Explore The Herb Society of America
www.herbsociety.org
Nutmeg, Myristica fragrans

• Nutmeg is the seed of a tropical evergreen tree native to the Spice Islands of Indonesia.
• The fleshy aril that surrounds the seed (the net-like red substance) is the source of the spice mace.
• Botanically speaking, the nutmeg is a seed, not a tree nut and is not considered an allergen by those allergic to peanuts or tree nuts.
• The large nutmeg seed is grated for use in a variety of sweet and savory foods, including baked goods, candy, puddings, meats, potatoes, vegetables, egg dishes, sauces. It pairs especially well with creamy sauces, cheese and egg based dishes.
• Nutmeg is used in spiced beverages such as chai, eggnog and mulled wine as well sprinkled over flavored coffee drinks.
• Spice blends from around the world include nutmeg, including curry and garam masala (Indian), pumpkin spice (United States), Advieh (a Persian mix), Quatre Epices (French), Jerk (Caribbean) and Ras el Hanout (North African).
• Nutmeg seeds are dried gradually in the sun for six to eight weeks.
• Nutmeg is sold as a whole seed or ground.
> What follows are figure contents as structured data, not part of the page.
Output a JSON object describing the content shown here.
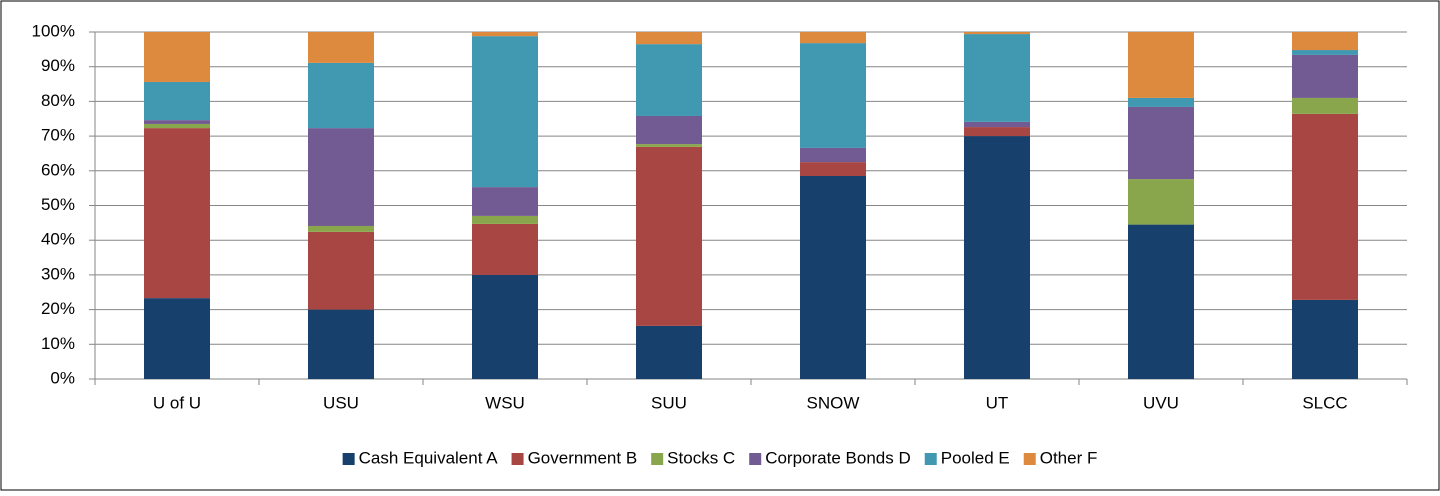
{
  "chart_data": {
    "type": "stacked_bar",
    "categories": [
      "U of U",
      "USU",
      "WSU",
      "SUU",
      "SNOW",
      "UT",
      "UVU",
      "SLCC"
    ],
    "series": [
      {
        "name": "Cash Equivalent A",
        "color": "#17406d",
        "values": [
          23.3,
          20,
          30,
          15.3,
          58.5,
          70,
          44.5,
          22.8
        ]
      },
      {
        "name": "Government B",
        "color": "#a84643",
        "values": [
          49,
          22.4,
          14.7,
          51.6,
          4,
          2.6,
          0,
          53.6
        ]
      },
      {
        "name": "Stocks C",
        "color": "#8aa64c",
        "values": [
          1.2,
          1.7,
          2.3,
          0.8,
          0,
          0,
          13.1,
          4.6
        ]
      },
      {
        "name": "Corporate Bonds D",
        "color": "#725a92",
        "values": [
          1.1,
          28.2,
          8.3,
          8.1,
          4.1,
          1.5,
          20.8,
          12.4
        ]
      },
      {
        "name": "Pooled E",
        "color": "#4198b1",
        "values": [
          11,
          18.8,
          43.5,
          20.7,
          30.2,
          25.3,
          2.6,
          1.4
        ]
      },
      {
        "name": "Other F",
        "color": "#dd8a3f",
        "values": [
          14.4,
          8.9,
          1.2,
          3.5,
          3.2,
          0.6,
          19,
          5.2
        ]
      }
    ],
    "ylim": [
      0,
      100
    ],
    "yticks": [
      {
        "value": 0,
        "label": "0%"
      },
      {
        "value": 10,
        "label": "10%"
      },
      {
        "value": 20,
        "label": "20%"
      },
      {
        "value": 30,
        "label": "30%"
      },
      {
        "value": 40,
        "label": "40%"
      },
      {
        "value": 50,
        "label": "50%"
      },
      {
        "value": 60,
        "label": "60%"
      },
      {
        "value": 70,
        "label": "70%"
      },
      {
        "value": 80,
        "label": "80%"
      },
      {
        "value": 90,
        "label": "90%"
      },
      {
        "value": 100,
        "label": "100%"
      }
    ],
    "grid": true,
    "legend": "bottom"
  }
}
When ground, nutmeg loses flavor quickly so is best
purchased in small amounts or ground just prior to using.
• Small nutmeg graters have a small space in the top to store the nut. This or the smallest blades of a box grater can be used to prepare nutmeg for use.
• In very high amounts (exceeding culinary use), nutmeg is a hallucinogen and can be toxic.
• The Dutch and the British fought over control of the nutmeg industry and the Spice Islands. The
British lost and in exchange received a colony in North America. This colony was renamed New York.
• Nutmeg was thought to have a variety of medicinal properties over the centuries. British physicians in the 1660s believed it to be a cure for the bubonic plague.
• Nutmeg is one of the original flavorings in Coco-Cola.